Depuis maintenant 7 ans, Mathieu Berthet oeuvre analogiquement pour une liste presque interminable d’artistes (Carl Craig, Theo Parrish, Chez Damier, Baby Ford, Laurent Garnier, D’julz, Kenny Larkin…) et de labels de renoms (Logistic, Karat, Telegraph, Eklo, Salon Records…). Rencontre avec un humble passionné de musique et de vinyles.
En tant qu’ingé son mastering, peux-tu nous expliquer ta fonction et tes responsabilités ?
Je suis en contact avec les labels et différents artistes qui viennent au studio finaliser leurs morceaux. Ils finissent leur mix chez eux ou dans leur studio et ensuite, on corrige les erreurs s’il y en a dans leur mix et on optimise le son pour qu’il puisse être écouté partout dans de très bonnes conditions. On rend le morceau le plus « patate » possible.
Quand et comment es-tu arrivé dans ce domaine ?
J’avais un frangin (Fred NDLR) qui faisait partie des Troublemakers. J’ai toujours écouté de la musique, des vinyles, et un jour j’ai pu rencontrer leur ingé son en tournée qui m’a expliqué que ce métier que je ne connaissait pas existait.
École de la débrouille ou école spécialisée ?

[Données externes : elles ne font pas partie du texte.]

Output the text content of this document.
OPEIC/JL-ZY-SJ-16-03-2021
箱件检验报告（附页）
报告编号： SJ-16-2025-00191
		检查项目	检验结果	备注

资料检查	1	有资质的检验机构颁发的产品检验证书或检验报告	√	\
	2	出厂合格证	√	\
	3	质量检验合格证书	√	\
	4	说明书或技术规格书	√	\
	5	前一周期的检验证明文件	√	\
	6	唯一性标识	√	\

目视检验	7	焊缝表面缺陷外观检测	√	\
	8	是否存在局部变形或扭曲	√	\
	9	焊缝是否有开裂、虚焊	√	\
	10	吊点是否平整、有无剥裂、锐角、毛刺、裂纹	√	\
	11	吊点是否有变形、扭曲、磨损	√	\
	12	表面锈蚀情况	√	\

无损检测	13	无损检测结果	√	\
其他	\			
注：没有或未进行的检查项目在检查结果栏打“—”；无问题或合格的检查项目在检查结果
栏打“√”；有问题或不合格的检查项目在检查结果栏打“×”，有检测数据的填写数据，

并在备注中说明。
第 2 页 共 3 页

J’ai fait la SAE, une école d’ingé son à Paris il y a 10 ans et à partir de ça j’ai travaillé pour VPI qui était un presseur de disques. Lorsque VPI a fait faillite, j’ai pu racheter le studio. Je le connaissais très bien, j’avais l’habitude de ce métier, j’aimais ça et je me suis dit allez j’y vais, je me lance.
Comment te tiens-tu au courant des dernières avancées dans ton travail ?
J’ai pas mal d’amis disquaires et je vais souvent les voir. Je leur dit « tiens, donne moi un disque qui t’a sauté aux oreilles cette semaine » et après je les écoute dans mon studio pour savoir ce qui se passe, qui fait quoi, les niveaux d’enregistrements…
D’ailleurs, ton métier a-t-il évolué depuis tes débuts ?
Oui, ça évolue dans le sens ou les supports ont changés. Beatport est devenu le leader et quand quelqu’un achète des morceaux et qu’il en écoute 50 à la suite, si jamais le track que t’a bossé n’a pas le niveau minimum, malheureusement il peut passer à la trappe. Pour la gravure vinyle aussi ça a pas mal évolué car depuis 4-5 ans il y a un retour aux machines. Aujourd’hui j’arrive à faire des gravures vinyles vraiment magnifiques. Elles sont fortes, brillantes, claires, sans distorsion, principalement parce que les morceaux s’y prêtent.
Ton meilleur souvenir ou le boulot qui t’a rendu le plus fier ?
Quand il y a du feedback, des retours de gros artistes ou des types qui me contactent pour me dire « le travail sur ce disque là à été super ». Je me souviens, quand j’étais gamin, je mixais dans ma chambre, il y avait des artistes que j’adorais et aujourd’hui je travaille avec eux. Ça j’en suis fier.
Et ta pire expérience ?
Ne pas être compris par mes clients. Ça m’est déjà arrivé de discuter avec certains, il y avait un souci, je ne comprenais pas ce qu’ils me disaient et eux ne comprenaient pas ce que je leur disais. Heureusement ça arrive rarement.
Une fourchette de tes revenus mensuels ?
J’arrive à vivre à Paris.
Quels sont tes collègues/concurrents dont tu admires les compétences ?
Majoritairement, c’est les artistes qui me font halluciner. Aujourd’hui il y en a vraiment qui arrivent à avoir un super son, qui réfléchissent, se prennent la tête et arrivent à créer quelque chose.
Bosser dedans, ça n’enlève pas un peu la magie ?
Je suis quelqu’un de très émotif avec la musique. Je fait un métier formidable que j’adore donc non, je ne suis pas du tout blasé.
Ton conseil à ceux qui aimeraient se lancer dans la profession ?
Le plus important pour moi c’est d’avoir une très bonne paire de haut parleurs, donc des enceintes qui valent relativement cher car elles ont un rendu dans le bas et une fidélité au son pouvant être incroyable. Il faut faire des stages en studios, ne pas hésiter à être curieux. Après il faut avoir une bonne culture de la musique, avoir l’habitude d’écouter et analyser les disques, s’entrainer et pratiquer. Aujourd’hui, on peut bosser chez soi avec un petit ordinateur, trouver des informations sur des forums, mais c’est bien d’avoir une base théorique, comprendre pourquoi un compresseur compresse, pourquoi des enceintes donnent du stéréo, pourquoi le son bouge dans l’air…
Article rédigé pour Trax Magazine en 2011 (dates mises à jour).